Элиас сел на край кровати. Нож положил на тумбочку, рядом с будильником и Надиными очками для чтения. Смотрел на неё. На волосы, разметавшиеся по подушке — тёмные, с тремя седыми нитями у виска, которые она не красила. На шею — открытую, незащищённую, с родинкой под левым ухом. На руку, вышедшую из-под одеяла — тонкую, с короткими ногтями и чернильным пятном на среднем пальце от красной ручки, которой она проверяла тетради.

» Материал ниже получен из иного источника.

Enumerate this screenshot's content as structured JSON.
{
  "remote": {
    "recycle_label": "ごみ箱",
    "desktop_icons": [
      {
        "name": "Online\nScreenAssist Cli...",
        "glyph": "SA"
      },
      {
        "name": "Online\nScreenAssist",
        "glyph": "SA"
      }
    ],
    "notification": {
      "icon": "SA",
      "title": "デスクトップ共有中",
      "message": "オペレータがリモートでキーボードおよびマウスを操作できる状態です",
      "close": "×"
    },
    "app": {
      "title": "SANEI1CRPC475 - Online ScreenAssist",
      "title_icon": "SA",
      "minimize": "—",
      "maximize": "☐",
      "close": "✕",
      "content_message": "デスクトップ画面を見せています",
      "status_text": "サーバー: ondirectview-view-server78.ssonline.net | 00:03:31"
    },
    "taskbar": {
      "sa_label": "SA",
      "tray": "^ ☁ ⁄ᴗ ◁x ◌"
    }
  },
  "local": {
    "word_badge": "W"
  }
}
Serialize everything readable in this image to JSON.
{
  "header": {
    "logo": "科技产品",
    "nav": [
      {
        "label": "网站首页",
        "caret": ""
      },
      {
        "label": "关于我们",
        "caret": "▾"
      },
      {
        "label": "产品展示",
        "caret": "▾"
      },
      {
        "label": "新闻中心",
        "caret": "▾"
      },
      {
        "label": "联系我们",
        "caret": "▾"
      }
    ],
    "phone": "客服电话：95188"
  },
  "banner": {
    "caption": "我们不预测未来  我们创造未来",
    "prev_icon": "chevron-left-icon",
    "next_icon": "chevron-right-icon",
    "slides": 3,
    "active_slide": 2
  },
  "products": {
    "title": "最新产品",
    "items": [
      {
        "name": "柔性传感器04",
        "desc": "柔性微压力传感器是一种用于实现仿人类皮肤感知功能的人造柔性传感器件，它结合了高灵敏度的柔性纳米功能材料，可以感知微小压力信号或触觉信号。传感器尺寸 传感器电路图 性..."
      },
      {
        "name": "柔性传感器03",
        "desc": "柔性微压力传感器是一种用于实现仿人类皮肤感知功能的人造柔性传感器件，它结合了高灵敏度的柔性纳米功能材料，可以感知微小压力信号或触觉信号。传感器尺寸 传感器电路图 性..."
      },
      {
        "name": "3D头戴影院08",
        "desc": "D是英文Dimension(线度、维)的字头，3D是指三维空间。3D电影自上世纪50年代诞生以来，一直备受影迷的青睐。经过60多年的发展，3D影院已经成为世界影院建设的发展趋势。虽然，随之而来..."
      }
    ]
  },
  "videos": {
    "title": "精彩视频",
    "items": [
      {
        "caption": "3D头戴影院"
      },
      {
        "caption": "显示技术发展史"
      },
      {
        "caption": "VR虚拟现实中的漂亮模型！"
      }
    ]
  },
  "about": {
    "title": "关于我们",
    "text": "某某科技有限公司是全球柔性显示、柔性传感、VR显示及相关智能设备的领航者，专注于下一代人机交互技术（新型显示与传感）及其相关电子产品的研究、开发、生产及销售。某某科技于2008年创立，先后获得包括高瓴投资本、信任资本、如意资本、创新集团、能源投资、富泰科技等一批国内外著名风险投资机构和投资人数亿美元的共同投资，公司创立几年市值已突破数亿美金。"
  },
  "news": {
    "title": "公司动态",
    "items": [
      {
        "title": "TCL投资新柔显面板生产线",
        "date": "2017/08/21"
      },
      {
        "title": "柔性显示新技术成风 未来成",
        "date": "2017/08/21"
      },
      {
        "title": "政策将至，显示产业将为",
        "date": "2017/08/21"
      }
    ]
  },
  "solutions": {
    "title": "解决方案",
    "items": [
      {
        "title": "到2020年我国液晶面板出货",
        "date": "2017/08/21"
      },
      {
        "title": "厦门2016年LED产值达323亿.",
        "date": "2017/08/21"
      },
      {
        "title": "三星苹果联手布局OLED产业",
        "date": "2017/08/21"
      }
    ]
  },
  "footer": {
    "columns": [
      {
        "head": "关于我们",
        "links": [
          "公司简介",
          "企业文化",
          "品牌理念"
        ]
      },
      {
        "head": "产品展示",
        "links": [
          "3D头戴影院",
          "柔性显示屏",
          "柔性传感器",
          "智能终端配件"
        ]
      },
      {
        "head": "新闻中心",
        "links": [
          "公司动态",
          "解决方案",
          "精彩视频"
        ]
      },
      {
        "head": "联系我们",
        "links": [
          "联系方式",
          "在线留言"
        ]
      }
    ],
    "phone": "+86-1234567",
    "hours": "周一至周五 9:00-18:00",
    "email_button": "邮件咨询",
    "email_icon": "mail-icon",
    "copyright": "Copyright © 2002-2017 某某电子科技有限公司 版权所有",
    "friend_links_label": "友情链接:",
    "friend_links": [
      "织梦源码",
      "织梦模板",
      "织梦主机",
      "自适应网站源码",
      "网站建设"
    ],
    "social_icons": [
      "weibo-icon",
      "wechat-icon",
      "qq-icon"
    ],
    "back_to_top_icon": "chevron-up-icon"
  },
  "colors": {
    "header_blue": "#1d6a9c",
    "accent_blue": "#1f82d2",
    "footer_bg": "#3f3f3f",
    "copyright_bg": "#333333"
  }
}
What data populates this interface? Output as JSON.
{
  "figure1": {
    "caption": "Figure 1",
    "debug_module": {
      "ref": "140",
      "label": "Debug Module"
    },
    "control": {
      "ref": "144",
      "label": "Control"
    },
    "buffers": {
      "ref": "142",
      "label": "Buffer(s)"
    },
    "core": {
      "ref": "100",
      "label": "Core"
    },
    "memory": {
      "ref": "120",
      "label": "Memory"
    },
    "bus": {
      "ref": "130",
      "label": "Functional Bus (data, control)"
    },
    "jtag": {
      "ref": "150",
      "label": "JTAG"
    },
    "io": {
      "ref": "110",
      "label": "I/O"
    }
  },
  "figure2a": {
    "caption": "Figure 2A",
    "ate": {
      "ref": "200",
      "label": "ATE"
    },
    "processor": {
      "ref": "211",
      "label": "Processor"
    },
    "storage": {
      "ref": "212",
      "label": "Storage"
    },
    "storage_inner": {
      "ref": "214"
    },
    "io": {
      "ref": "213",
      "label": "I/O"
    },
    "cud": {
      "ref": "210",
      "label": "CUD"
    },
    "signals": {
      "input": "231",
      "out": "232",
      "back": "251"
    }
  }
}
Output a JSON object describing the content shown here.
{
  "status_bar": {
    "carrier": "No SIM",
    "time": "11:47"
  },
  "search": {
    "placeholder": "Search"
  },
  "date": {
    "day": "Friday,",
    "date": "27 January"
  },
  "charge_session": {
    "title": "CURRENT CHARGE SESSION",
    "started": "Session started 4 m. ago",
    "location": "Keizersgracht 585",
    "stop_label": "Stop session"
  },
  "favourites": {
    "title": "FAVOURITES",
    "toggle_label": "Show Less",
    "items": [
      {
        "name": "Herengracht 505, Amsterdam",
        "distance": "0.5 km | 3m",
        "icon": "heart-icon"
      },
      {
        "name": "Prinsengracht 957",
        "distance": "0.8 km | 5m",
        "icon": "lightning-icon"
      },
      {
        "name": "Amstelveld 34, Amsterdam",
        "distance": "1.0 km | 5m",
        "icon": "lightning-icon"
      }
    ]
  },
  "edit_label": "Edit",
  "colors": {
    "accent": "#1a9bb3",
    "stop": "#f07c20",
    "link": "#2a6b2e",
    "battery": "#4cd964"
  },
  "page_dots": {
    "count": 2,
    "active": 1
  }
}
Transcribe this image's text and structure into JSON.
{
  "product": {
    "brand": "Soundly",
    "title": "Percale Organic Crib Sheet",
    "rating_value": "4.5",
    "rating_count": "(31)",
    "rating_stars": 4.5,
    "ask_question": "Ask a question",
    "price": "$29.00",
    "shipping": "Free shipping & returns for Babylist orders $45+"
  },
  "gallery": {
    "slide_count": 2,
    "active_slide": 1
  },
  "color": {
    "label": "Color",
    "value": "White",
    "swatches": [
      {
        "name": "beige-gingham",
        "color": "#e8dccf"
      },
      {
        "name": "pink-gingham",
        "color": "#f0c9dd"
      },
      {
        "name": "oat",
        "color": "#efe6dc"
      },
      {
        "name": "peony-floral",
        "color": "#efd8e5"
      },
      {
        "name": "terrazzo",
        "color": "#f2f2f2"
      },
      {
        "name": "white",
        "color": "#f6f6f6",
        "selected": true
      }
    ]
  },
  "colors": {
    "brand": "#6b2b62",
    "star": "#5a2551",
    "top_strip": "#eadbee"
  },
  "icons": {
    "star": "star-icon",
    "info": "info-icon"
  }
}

В Кульякане у Элиаса была спальня с видом на горы. Кровать — кинг-сайз, итальянское бельё, матрас за четыре тысячи долларов. Женщины в этой кровати менялись. Некоторые оставались на неделю, некоторые — на месяц. Одна прожила полгода — Марисоль, двадцать шесть лет, модель из Гвадалахары, тело, от которого у мужчин на улице останавливался взгляд. Элиас помнил тело Марисоль. Не помнил её лицо во сне. Не помнил, как она дышит ночью. Не помнил, на каком боку засыпает. Не помнил — потому что не смотрел. Ни на одну из них не смотрел так, как сейчас смотрел на спящую Надю.
Разница была не в красоте. Надя не была красивее Марисоль — она была другой. Не предмет, на который смотрят. Человек, рядом с которым останавливаешься. Человек, из-за которого мир вокруг становится медленнее, тише, подробнее. Элиас не знал, как это работает. Не знал, почему чернильное пятно на среднем пальце тридцатидвухлетней учительницы биологии занимает в его голове больше места, чем всё тело двадцатишестилетней модели из Гвадалахары. Не знал — и не хотел знать. Знание убивает такие вещи. Достаточно того, что они есть.
Денис стоял здесь. В этой комнате. Смотрел на это лицо, на эту шею, на эту руку с чернильным пятном. И ушёл. И вернётся.
Элиас лёг рядом с Надей. Не под одеяло — поверх. В одежде, с ножом на тумбочке. Лежал на спине, смотрел в потолок, слушал. Дыхание Нади. Тишину за стенами. Город, который спал и не знал.
Он не заснул до утра.
***
В семь пятнадцать Надя встала. Элиас слышал, как она прошла в ванную — шлёпанье босых ног по линолеуму, щелчок выключателя, шум воды. Потом — кухня. Чайник на плиту. Холодильник — открылся, закрылся. Звон посуды. Запах хлеба. Запах масла на сковороде. Яичница — она жарила её каждое утро, два яйца, без соли, с укропом.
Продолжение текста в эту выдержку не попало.